Teatro Tribueñe. Madrid.
Diciembre 2020.
Me fascina, aunque a una distancia calculada, el teatro de variedades, sea en el formato que sea, incluso cuando en puridad ni siquiera sea, estrictamente hablando, teatro. Pero ¿quién querría ser estricto hablando? Yo, no.
Y por eso fui a ver esta puesta en escena imposible, exhuberante, vodevilesca y cupleizante, de la vida de una de las estrellas más brillantes de nuestro universo artístico. Y no exagero. Para los actuales abuelos y bisabuelos es aún una referencia real. Para los babyboomers una o dos canciones que suenan y resuenan. No cuento más. Si sienten curiosidad, vayan a ver la obra.

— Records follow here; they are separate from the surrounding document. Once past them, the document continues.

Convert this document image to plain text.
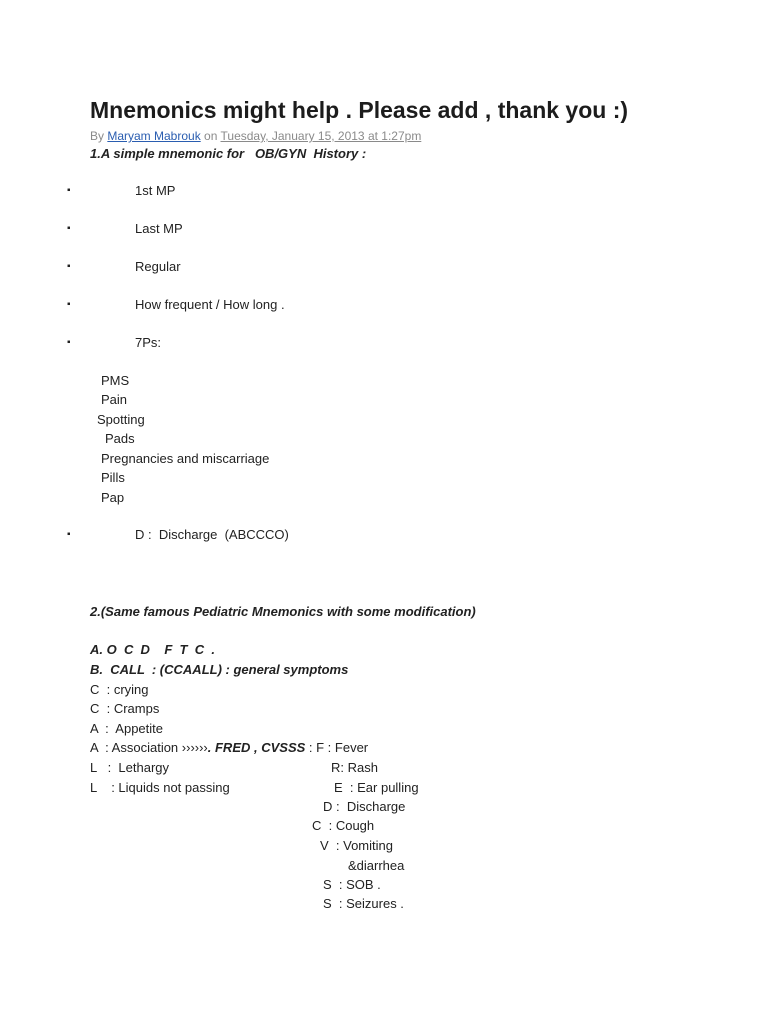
Mnemonics might help . Please add , thank you :)
By Maryam Mabrouk on Tuesday, January 15, 2013 at 1:27pm
1.A simple mnemonic for   OB/GYN  History :
▪	1st MP
▪	Last MP
▪	Regular
▪	How frequent / How long .
▪	7Ps:
PMS
Pain
Spotting
Pads
Pregnancies and miscarriage
Pills
Pap
▪	D :  Discharge  (ABCCCO)
2.(Same famous Pediatric Mnemonics with some modification)
A. O  C  D    F  T  C  .
B.  CALL  : (CCAALL) : general symptoms
C  : crying
C  : Cramps
A  :  Appetite
A  : Association ››››››. FRED , CVSSS : F : Fever
L   :  Lethargy
L    : Liquids not passing
R: Rash
E  : Ear pulling
D :  Discharge
C  : Cough
V  : Vomiting
&diarrhea
S  : SOB .
S  : Seizures .
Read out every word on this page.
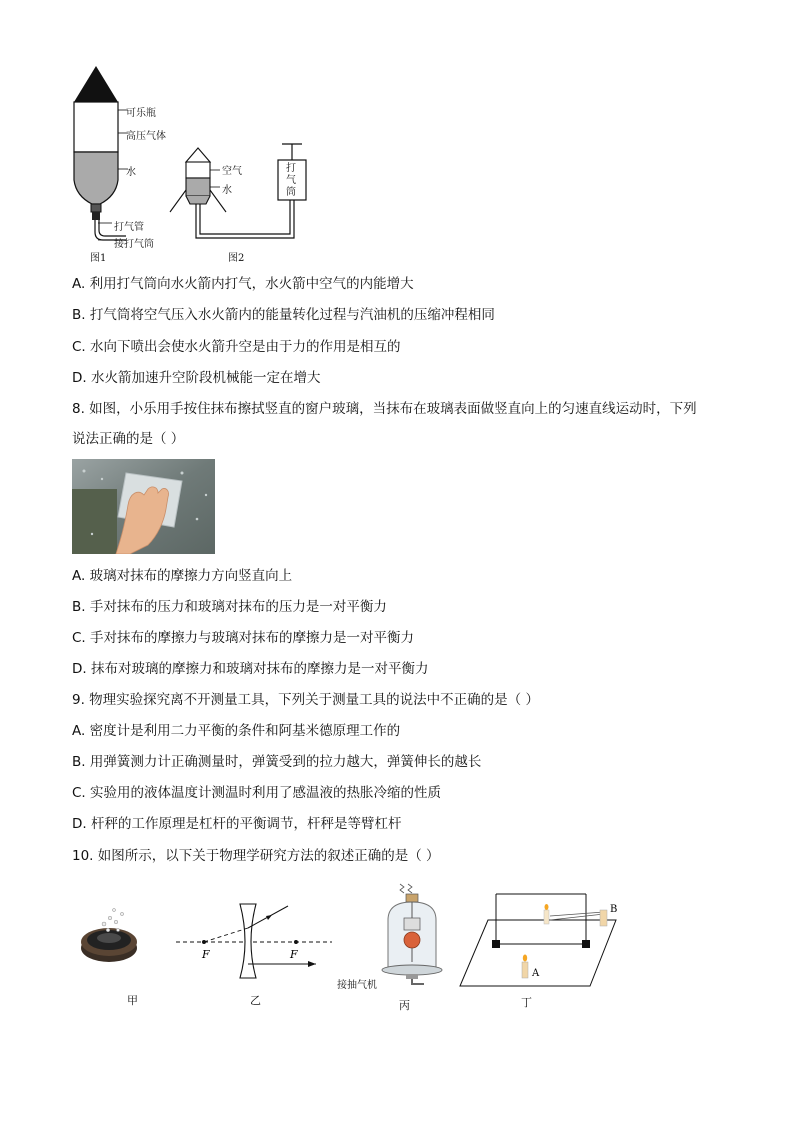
可乐瓶
高压气体
水
打气管
接打气筒
图1
空气
水
打
气
筒
图2
A. 利用打气筒向水火箭内打气，水火箭中空气的内能增大
B. 打气筒将空气压入水火箭内的能量转化过程与汽油机的压缩冲程相同
C. 水向下喷出会使水火箭升空是由于力的作用是相互的
D. 水火箭加速升空阶段机械能一定在增大
8. 如图，小乐用手按住抹布擦拭竖直的窗户玻璃，当抹布在玻璃表面做竖直向上的匀速直线运动时，下列
说法正确的是（ ）
A. 玻璃对抹布的摩擦力方向竖直向上
B. 手对抹布的压力和玻璃对抹布的压力是一对平衡力
C. 手对抹布的摩擦力与玻璃对抹布的摩擦力是一对平衡力
D. 抹布对玻璃的摩擦力和玻璃对抹布的摩擦力是一对平衡力
9. 物理实验探究离不开测量工具，下列关于测量工具的说法中不正确的是（ ）
A. 密度计是利用二力平衡的条件和阿基米德原理工作的
B. 用弹簧测力计正确测量时，弹簧受到的拉力越大，弹簧伸长的越长
C. 实验用的液体温度计测温时利用了感温液的热胀冷缩的性质
D. 杆秤的工作原理是杠杆的平衡调节，杆秤是等臂杠杆
10. 如图所示，以下关于物理学研究方法的叙述正确的是（ ）
甲
F	F
乙
接抽气机
丙
A
B
丁
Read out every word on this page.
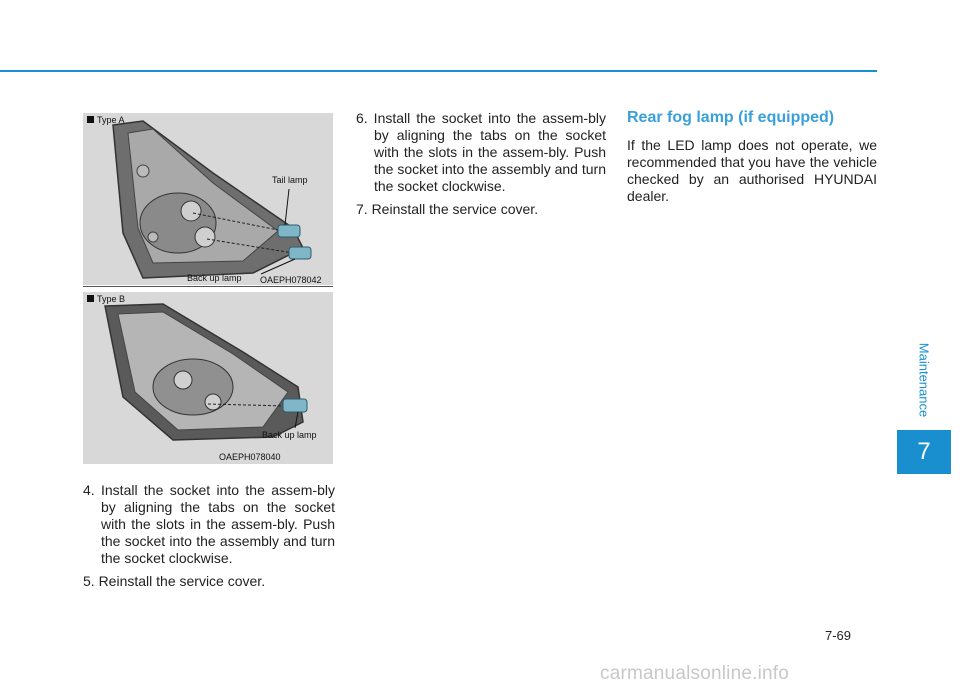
Type A
Tail lamp
Back up lamp OAEPH078042
Type B
Back up lamp
OAEPH078040
4. Install the socket into the assem-bly by aligning the tabs on the socket with the slots in the assem-bly. Push the socket into the assembly and turn the socket clockwise.
5. Reinstall the service cover.
6. Install the socket into the assem-bly by aligning the tabs on the socket with the slots in the assem-bly. Push the socket into the assembly and turn the socket clockwise.
7. Reinstall the service cover.
Rear fog lamp (if equipped)

If the LED lamp does not operate, we recommended that you have the vehicle checked by an authorised HYUNDAI dealer.

Maintenance
7
7-69
carmanualsonline.info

Quiero pensar que el texto refleja bien la imaginación de su autor. No tengo el gusto, pero por lo que vi, me place creer que el texto de esta obra es una externalización de esa imaginación desbocada y extremadamente bien informada, relacionada con el mundo de la canción española de finales del siglo XIX y primera mitad del XX. Como dice un buen amigo, esta obra se debe de parecer a Hugo Pérez de la Pica. Y ese es la mejor alabanza que puedo hacer a un escritor dramático.
El vestuario, de Hugo Pérez de la Pica, es un museo andante de trajes de época. Preciso, y con un sabor a auténtico que aleja del teatro moderno tanto como agrada la curiosidad histórica.
La escenografía es lo menos estandarizado que tiene la obra, no por la asunción de riesgos o supuestos posmodernos. Lo es porque mezcla elementos antiguos con sustituciones simbólicas algo (pero no mucho) más modernas y atrezzos imposiblemente ingenuos en las que un balcón es ... ¡un balcón!. Todo junto sigue milagrosamente pareciendo una varieté.
Las actrices y actores, a la antigua: intensidad maravillosa en las damas (no en los caballeros) que genera buenos momentos creíbles. Ellos algo más pobres en la expresión. Y todo lleno de movimientos milimetrados y dirigidos por ... sí, lo adivinaron, Hugo Pérez de la Pica - que forman y reforman cuadros una y otra vez.
Una dirección a la antigua, llena de órdenes y espacios marcados, hacen de la obra una reliquia hermosa que apunta a lo que ya no es, sobre todo por lo que ya no está. En algunas producciones que he visto recientemente sería de agradecer que, ya que no van a asumir riesgos interpretativos más de nuestra época, al menos la dirección fuera más rigurosa a la antigua. En medio no hay nada más que subjetividad asustada.
Me comentan que hubo una versión anterior mejor. No puedo comparar, pero me dicen que precisamente aquella no tenía lo que justo hoy me ha sobrado. Han introducido una Raquel Meller mayor que hace las veces de narrador. Es una actriz intensa, con fuerza y con carácter. Pero es rusa. No hay nada malo en ser rusa. Yo mismo soy español y me cuentan que, por lo visto, existen más nacionalidades. Pero, aunque nuestra actriz habla un español admirable (ya quisiera yo hablar ruso la mitad de bien) sin embargo el acento es un recuerdo permanente de que no es Raquel Meller. Y eso me sacaba de la obra una y otra vez. El problema es que si escogieron una puesta en escena clásica, en donde un balcón es un balcón y un traje de lagarterana es un traje de lagarterana, entonces una rusa es una rusa. Si hubieran escogido una puesta en escena más contemporánea, asumiendo ciertos riesgos en la creación del personaje y de la obra, entonces podría ser china o de Namibia. Pero no se puede tener todo. Por otro lado la cantidad de números es excesiva. Quizá Hugo ha cometido el error de contar todo lo que sabe. Y si bien es cierto que para que eso pase hay que saber, no es menos cierto que cuando uno sabe, lo siguiente que hay que aprender es a renunciar a contarlo todo. Me hablan de una propuesta anterior más sencilla, más directa, sin narradorra rusa. Sueño con ella.
Me encanta esta sensación de haber disfrutado de un teatro que yo no haría nunca. Toda mi vida teatral la he pasado buscando cómo hacer teatro de otra forma. Más técnica. Más arriesgada. Adoro esta contradicción.
No volvería a verla, a no ser que me digan que ha vuelto al formato original. Pero desde luego sí la recomendaría. Hugo Meller bien merece un paseo hasta la sala Tribueñe.